Das geht super, habe ich auch schon gemacht! Natürlich liegt die Montage auf Grund. Die Bissanzeige ist wesentlich feiner, als wenn der Fisch erst die Strecke vom Köder bis zur Rutenspitze überbrücken muß. Ist auch sehr gut geeignet, wenn man hinter einer abfallenden Kante angelt, da bei einer normalen Feedermontage die Schnur über die Kante abgelenkt würde. Mit der Pose aber kein Problem!
Ich habe das letztes Jahr mal aus Spaß ausprobiert und war begeistert. Geht allerdings nicht bei starker Strömung, weil die Pose unter Wasser gedrückt wird und wenn man eine bauchige Pose mit mehr Tragkraft nehmen würde, wäre es mit der feinen Bissanzeige wieder vorbei.
Einfach mal ausprobieren, macht Spaß!


----------



## Philla (19. Juni 2009)

*AW: Futterkorb (Schlaufenmontage) + Pose?*

Danke für die Antworten 

Könntet ihr mir dazu vielleicht mal eine Montage zeigen?

Und vielleicht folgende angeben:

- Hakengröße? [für Weißfische, Schleien und Karpfen vielleicht gibt es da ja einen Mittelpunkt, habe in letzter zeit so wenig gefangen das ich mit allem zufrieden wäre .]

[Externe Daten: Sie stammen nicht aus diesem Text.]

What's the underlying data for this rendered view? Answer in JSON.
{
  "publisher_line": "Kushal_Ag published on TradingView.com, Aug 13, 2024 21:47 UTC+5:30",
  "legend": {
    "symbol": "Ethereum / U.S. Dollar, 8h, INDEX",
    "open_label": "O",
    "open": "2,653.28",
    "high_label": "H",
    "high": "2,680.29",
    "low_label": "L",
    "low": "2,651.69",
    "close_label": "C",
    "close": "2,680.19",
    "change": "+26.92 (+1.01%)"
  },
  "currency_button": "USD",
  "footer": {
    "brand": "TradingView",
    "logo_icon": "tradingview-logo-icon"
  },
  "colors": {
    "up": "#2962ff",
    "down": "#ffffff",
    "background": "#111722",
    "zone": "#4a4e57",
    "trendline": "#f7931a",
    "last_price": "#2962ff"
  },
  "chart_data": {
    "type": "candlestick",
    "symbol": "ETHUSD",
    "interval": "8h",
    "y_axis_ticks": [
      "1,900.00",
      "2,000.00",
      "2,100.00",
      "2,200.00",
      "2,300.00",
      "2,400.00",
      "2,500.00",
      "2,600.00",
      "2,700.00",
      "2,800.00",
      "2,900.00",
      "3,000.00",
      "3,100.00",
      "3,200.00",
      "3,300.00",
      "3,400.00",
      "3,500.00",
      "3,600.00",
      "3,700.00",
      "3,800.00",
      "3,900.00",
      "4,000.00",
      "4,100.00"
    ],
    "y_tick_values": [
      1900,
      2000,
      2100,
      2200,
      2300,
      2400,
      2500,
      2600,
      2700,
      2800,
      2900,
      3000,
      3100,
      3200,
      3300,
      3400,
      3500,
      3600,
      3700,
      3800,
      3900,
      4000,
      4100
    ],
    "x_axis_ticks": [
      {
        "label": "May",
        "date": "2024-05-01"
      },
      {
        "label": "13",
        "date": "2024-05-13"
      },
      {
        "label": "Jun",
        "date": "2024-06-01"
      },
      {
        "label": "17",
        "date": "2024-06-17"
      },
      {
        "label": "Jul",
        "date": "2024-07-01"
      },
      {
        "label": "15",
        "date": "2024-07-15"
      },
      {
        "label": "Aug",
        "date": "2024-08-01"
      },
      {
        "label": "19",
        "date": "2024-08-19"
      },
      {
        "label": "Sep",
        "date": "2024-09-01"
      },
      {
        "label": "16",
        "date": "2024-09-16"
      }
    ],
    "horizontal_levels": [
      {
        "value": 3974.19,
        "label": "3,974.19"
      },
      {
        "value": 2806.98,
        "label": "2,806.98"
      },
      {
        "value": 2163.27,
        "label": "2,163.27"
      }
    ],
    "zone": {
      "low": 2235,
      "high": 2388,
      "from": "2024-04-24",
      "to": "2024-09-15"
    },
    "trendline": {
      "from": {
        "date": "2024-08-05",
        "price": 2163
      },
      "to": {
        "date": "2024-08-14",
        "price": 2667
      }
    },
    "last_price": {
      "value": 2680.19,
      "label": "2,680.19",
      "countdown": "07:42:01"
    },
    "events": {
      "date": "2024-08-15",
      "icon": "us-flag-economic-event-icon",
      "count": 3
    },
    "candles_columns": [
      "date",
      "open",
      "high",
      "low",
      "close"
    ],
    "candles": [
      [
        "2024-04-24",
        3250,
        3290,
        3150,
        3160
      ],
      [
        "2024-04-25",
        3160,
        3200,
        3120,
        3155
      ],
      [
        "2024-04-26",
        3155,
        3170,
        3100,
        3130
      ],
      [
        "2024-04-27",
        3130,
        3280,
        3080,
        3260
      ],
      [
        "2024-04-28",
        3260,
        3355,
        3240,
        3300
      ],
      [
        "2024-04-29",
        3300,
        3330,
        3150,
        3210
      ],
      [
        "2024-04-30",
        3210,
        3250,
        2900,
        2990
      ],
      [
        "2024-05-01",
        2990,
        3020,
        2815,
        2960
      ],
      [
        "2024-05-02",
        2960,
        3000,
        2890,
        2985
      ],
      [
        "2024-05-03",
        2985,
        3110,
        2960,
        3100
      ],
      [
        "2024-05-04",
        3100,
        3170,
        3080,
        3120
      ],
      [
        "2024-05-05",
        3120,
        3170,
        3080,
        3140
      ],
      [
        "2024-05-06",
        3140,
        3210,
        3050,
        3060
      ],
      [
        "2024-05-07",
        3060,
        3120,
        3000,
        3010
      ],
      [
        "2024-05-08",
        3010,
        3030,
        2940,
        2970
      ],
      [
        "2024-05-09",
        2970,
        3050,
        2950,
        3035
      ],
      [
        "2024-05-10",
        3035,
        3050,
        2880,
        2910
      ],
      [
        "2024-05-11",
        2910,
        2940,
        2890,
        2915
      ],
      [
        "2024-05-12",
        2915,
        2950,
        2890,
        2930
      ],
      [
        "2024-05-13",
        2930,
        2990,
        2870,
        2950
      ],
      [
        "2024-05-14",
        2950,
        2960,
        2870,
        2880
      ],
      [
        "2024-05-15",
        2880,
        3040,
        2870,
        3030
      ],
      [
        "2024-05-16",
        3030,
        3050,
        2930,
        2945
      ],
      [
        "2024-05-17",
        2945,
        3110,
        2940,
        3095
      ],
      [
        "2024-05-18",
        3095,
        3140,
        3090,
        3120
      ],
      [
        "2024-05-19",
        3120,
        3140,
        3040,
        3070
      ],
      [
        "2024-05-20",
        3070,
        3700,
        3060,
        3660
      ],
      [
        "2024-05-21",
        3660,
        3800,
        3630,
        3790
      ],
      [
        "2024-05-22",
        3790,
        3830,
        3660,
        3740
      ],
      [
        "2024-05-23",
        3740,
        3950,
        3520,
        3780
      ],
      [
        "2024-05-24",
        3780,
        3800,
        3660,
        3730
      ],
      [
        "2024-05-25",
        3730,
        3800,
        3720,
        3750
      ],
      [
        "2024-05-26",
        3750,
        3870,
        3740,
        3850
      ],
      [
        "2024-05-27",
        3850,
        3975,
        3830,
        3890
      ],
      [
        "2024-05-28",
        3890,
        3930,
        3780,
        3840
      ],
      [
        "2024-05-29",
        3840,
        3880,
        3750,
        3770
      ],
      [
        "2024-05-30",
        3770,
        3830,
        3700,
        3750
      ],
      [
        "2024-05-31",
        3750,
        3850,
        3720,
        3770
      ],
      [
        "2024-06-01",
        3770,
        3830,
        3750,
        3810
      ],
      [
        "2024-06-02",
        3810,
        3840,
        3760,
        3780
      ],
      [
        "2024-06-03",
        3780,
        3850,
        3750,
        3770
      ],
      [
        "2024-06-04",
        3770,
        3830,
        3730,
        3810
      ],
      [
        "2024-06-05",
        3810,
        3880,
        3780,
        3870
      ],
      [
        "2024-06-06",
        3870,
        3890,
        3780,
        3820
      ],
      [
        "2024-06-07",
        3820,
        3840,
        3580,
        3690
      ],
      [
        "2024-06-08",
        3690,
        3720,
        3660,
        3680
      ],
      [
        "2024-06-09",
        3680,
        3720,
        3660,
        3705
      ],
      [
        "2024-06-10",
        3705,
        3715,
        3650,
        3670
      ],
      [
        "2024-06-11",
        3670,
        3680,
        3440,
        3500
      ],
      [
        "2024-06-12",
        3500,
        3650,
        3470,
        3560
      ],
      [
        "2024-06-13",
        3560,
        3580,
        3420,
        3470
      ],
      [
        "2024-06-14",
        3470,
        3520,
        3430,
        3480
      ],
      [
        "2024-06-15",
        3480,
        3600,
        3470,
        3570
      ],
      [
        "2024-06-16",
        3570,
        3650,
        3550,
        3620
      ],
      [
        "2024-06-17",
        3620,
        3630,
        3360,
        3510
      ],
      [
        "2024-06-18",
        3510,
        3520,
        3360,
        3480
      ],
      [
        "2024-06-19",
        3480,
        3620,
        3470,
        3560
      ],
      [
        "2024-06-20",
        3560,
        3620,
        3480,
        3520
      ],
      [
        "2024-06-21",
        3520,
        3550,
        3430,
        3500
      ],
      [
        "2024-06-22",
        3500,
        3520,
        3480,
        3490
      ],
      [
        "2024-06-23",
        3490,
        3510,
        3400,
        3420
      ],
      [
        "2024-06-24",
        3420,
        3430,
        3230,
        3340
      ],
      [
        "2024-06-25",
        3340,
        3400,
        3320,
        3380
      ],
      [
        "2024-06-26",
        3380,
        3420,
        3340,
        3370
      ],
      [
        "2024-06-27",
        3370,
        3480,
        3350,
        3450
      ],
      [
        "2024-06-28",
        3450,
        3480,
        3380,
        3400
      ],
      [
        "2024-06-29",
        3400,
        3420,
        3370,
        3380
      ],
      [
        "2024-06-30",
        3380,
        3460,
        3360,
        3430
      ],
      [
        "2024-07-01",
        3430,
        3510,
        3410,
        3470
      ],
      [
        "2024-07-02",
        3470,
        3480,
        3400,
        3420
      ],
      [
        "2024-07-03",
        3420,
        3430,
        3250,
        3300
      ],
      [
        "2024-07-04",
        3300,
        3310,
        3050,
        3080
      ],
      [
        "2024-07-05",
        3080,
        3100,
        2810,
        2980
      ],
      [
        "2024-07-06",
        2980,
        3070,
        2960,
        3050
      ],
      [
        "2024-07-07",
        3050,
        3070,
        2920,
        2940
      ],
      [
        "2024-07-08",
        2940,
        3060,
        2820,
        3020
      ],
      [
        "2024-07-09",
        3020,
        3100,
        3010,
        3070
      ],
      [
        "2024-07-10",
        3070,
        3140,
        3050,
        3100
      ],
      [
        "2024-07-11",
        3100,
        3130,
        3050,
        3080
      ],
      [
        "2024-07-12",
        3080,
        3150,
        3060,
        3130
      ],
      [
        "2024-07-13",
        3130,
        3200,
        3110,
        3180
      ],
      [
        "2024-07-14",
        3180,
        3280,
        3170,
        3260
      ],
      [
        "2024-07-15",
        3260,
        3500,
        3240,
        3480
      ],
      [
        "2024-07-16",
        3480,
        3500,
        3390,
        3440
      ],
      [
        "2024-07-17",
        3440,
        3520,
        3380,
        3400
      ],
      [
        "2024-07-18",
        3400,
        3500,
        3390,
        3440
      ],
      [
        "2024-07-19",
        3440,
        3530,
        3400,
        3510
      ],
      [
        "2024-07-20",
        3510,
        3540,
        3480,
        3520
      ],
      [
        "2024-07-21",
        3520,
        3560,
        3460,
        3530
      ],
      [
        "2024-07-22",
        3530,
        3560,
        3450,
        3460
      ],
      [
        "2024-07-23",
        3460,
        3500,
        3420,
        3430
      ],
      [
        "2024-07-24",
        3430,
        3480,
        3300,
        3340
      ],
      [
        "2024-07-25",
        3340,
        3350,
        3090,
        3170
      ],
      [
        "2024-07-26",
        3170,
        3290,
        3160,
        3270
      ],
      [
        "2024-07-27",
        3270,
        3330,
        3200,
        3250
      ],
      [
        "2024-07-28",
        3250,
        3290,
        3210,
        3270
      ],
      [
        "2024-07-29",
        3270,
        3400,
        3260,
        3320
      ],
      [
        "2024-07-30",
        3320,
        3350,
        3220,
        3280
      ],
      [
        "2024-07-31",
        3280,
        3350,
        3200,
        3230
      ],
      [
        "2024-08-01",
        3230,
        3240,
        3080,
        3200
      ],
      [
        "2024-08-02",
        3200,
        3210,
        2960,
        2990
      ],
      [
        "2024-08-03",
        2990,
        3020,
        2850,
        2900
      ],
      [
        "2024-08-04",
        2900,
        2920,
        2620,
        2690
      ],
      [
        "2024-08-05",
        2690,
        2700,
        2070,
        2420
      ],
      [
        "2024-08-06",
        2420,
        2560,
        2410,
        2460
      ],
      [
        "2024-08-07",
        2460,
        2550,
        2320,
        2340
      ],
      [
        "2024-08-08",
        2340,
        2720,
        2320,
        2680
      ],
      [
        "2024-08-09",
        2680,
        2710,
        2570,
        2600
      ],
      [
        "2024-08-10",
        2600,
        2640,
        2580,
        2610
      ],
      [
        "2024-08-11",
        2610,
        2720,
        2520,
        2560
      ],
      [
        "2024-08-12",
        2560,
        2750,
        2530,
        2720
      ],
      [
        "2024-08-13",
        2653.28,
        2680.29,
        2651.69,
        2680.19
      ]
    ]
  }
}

- Was für eine Pose? und welches Gewicht?

- Vorfachlänge

- Gewicht des Futterkorbs?

- Welches Futter?

Daten zum See:

Fläche: ca. 5 ha

max Tiefe 16m

Untergrund: Sandig, nährstoffarm

Fischbestand: Aal, Hecht, Zander, Karpfen (auch Satzis), Schlei, Rapfen, Barsch, Weisfisch jeglicher Art.

Gruß,

Phillip


----------



## Tobi94 (19. Juni 2009)

*AW: Futterkorb (Schlaufenmontage) + Pose?*

Haken würde ich 12 nehmen.
Vorfach: kein Ahnung
Gewicht vom Korb: so gering wie möglich
Futter: hängt vom gefanangenen Fisch ab (Bei Rotaugen z.B. spezielles Rotaugenfutter und dann noch Maden rein machen)


----------



## Philla (19. Juni 2009)

*AW: Futterkorb (Schlaufenmontage) + Pose?*

Jemand Vielleicht ein Bild von der Montage?

Oder eine Zeichnung?


----------



## Koalabaer (19. Juni 2009)

*AW: Futterkorb (Schlaufenmontage) + Pose?*

@Philla
Also wenn du in letzter Zeit sooo...wenig gefangen hast,vielleicht erstmal die bewährten Methoden probieren!Feedern OHNE Pose!
Zu deinen vielen anderen Fragen:ja ich weiß,hörst du nicht gerne...in der Suche einfach Feedern eingeben,OK?
Petri,Jörg


----------